Quisiera terminar preguntándole por usted como escritor que se enfrenta cada vez más a una historia que no hemos podido saber contarnos del todo. ¿Hay alguna responsabilidad –política, si se quiere– que usted ha querido asumir cada vez más?

No escribo por sentido de responsabilidad política, sino por un sentido del misterio, el misterio apasionante de la existencia humana. Pero la responsabilidad política está presente siempre: la idea, un poco atrevida, de que mis libros puedan contribuir de alguna manera a la comprensión de nuestro pasado y nuestro presente. Lo que pasa es que no es la misma responsabilidad política que está presente en una columna o en una crónica.

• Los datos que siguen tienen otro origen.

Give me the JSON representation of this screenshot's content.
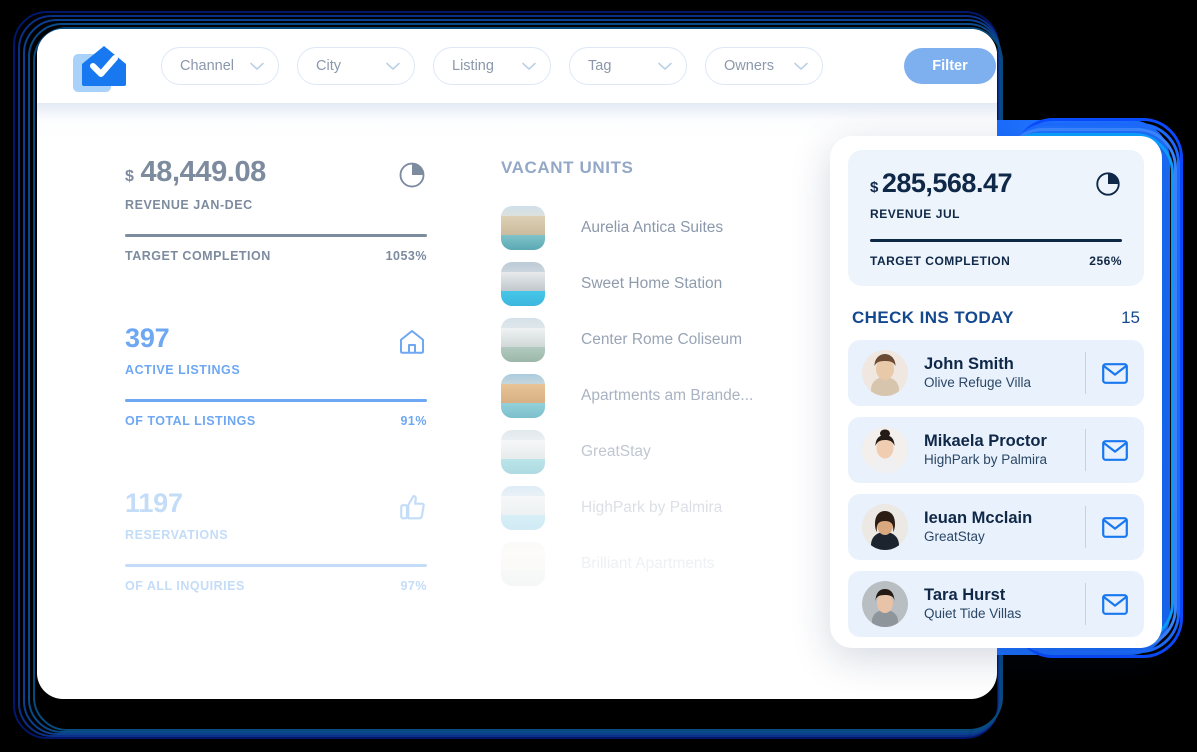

No se escriben novelas para defender ideas ni para convencer de nada a nadie. Las novelas se escriben para hacer preguntas importantes, para iluminar lugares oscuros, para rendir homenaje a los misterios y a los secretos de nuestra vida y para encontrar nuestro lugar en el mundo. Las novelas que quiero escribir son políticas, pero no hacen política. Y además son novelas (La forma de las ruinas lo es) donde lo más importante ocurre en nuestras emociones, nuestros sentimientos, nuestra moralidad o nuestra conciencia. De otra manera, no habría para qué escribirlas.